Magnetic order in the two-dimensional compass-Heisenberg model

TL;DR

This paper develops a Green-function theory for the 2D compass-Heisenberg model, capturing magnetic order and thermodynamic properties, and finds a finite Néel temperature consistent with experiments on Ba2IrO4.

Contribution

It introduces a generalized mean-field Green-function approach to analyze magnetic order in the 2D compass-Heisenberg model at finite temperatures.

Findings

Finite Néel temperature T_N close to experimental value for Ba2IrO4

The theory describes both long-range and short-range magnetic order

Temperature dependence of spin susceptibility is explained

Abstract

A Green-function theory for the dynamic spin susceptibility in the square-lattice spin-1/2 antiferromagnetic compass-Heisenberg model employing a generalized mean-field approximation is presented. The theory describes magnetic long-range order (LRO) and short-range order (SRO) at arbitrary temperatures.

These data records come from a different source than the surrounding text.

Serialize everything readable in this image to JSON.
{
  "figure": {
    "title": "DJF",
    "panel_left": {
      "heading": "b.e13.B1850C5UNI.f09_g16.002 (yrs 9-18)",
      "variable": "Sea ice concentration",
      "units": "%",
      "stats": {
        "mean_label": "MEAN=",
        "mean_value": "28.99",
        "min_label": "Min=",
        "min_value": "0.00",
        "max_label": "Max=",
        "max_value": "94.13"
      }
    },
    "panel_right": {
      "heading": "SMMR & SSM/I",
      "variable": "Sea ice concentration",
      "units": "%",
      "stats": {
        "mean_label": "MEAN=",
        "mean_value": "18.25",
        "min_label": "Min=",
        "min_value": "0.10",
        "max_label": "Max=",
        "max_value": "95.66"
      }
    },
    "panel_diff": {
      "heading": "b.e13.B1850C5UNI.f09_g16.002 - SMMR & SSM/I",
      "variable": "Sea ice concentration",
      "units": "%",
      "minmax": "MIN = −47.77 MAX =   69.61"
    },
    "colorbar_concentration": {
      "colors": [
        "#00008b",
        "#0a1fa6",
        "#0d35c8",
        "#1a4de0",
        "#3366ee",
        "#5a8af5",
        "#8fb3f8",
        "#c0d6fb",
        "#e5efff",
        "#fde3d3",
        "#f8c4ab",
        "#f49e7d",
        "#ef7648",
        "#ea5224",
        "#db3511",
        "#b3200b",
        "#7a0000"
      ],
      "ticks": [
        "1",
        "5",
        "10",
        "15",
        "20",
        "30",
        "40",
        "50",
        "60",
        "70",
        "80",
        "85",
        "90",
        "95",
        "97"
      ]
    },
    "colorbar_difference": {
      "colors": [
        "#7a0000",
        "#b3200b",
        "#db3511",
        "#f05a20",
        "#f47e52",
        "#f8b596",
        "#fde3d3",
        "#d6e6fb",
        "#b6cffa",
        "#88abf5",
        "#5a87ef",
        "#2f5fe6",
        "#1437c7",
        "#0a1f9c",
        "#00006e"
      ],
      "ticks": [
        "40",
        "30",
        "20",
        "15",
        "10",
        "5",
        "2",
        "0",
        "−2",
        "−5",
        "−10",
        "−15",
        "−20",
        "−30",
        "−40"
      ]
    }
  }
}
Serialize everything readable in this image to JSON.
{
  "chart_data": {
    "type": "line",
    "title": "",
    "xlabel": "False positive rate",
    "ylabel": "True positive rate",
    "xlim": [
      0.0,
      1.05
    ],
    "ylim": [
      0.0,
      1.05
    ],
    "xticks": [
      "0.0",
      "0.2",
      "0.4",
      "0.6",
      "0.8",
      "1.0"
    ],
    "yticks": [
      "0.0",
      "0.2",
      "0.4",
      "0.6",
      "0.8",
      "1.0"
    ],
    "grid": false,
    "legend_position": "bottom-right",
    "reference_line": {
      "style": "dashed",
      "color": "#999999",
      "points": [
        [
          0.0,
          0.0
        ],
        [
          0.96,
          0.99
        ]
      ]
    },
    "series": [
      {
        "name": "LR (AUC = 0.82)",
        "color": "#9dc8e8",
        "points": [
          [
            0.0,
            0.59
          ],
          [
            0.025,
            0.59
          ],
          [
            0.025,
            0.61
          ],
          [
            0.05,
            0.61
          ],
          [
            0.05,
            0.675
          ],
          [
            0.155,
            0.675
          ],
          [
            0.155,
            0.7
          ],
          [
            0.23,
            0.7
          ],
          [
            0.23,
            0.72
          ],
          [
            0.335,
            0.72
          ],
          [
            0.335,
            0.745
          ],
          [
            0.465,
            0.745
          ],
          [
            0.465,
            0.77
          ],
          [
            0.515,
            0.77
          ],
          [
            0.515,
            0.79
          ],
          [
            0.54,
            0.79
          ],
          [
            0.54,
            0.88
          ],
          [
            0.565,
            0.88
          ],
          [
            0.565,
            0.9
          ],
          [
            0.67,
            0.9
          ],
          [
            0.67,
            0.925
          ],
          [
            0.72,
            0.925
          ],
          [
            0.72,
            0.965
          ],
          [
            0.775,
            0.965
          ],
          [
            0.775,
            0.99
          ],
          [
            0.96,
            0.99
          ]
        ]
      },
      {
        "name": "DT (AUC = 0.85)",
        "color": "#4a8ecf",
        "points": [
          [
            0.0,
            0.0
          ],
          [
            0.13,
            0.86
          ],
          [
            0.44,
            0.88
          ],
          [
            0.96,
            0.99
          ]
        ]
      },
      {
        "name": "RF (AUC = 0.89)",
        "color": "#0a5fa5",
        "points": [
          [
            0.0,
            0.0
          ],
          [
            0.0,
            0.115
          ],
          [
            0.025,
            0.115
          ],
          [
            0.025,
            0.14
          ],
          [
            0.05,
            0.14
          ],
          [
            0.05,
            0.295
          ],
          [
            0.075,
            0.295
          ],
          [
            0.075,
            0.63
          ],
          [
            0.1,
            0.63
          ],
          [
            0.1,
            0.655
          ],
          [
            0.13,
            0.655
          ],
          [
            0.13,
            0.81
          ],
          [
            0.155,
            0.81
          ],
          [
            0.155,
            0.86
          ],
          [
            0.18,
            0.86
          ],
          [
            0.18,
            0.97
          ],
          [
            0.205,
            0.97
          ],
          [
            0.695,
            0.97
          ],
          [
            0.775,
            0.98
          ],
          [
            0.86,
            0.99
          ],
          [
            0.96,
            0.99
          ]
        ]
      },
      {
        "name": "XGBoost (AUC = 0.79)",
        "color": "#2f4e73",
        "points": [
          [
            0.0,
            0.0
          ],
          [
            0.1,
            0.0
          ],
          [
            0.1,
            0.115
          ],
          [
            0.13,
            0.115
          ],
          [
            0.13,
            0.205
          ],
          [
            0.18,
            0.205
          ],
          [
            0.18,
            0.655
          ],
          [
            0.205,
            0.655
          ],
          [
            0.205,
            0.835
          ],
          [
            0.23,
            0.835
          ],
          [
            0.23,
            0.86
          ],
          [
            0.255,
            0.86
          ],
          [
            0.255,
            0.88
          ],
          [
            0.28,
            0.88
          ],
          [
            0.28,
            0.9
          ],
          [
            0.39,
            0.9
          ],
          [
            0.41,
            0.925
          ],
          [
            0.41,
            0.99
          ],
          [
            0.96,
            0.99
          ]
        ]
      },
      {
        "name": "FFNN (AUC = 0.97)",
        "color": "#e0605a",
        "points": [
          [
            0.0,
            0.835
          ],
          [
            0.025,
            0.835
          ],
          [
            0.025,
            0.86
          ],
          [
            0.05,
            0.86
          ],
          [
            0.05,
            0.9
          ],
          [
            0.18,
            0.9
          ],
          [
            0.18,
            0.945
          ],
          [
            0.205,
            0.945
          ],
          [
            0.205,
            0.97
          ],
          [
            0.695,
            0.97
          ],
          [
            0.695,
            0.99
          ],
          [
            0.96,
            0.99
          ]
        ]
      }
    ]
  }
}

The magnetization, N'eel temperature T_N, specific heat, and uniform static spin susceptibility $\chi$ are calculated self-consistently. As the main result, we obtain LRO at finite temperatures in two dimensions, where the dependence of T_N on the compass-model interaction is studied. We find that T_N is close to the experimental value for Ba2IrO4. The effects of SRO are discussed in relation to the temperature dependence of $\chi$.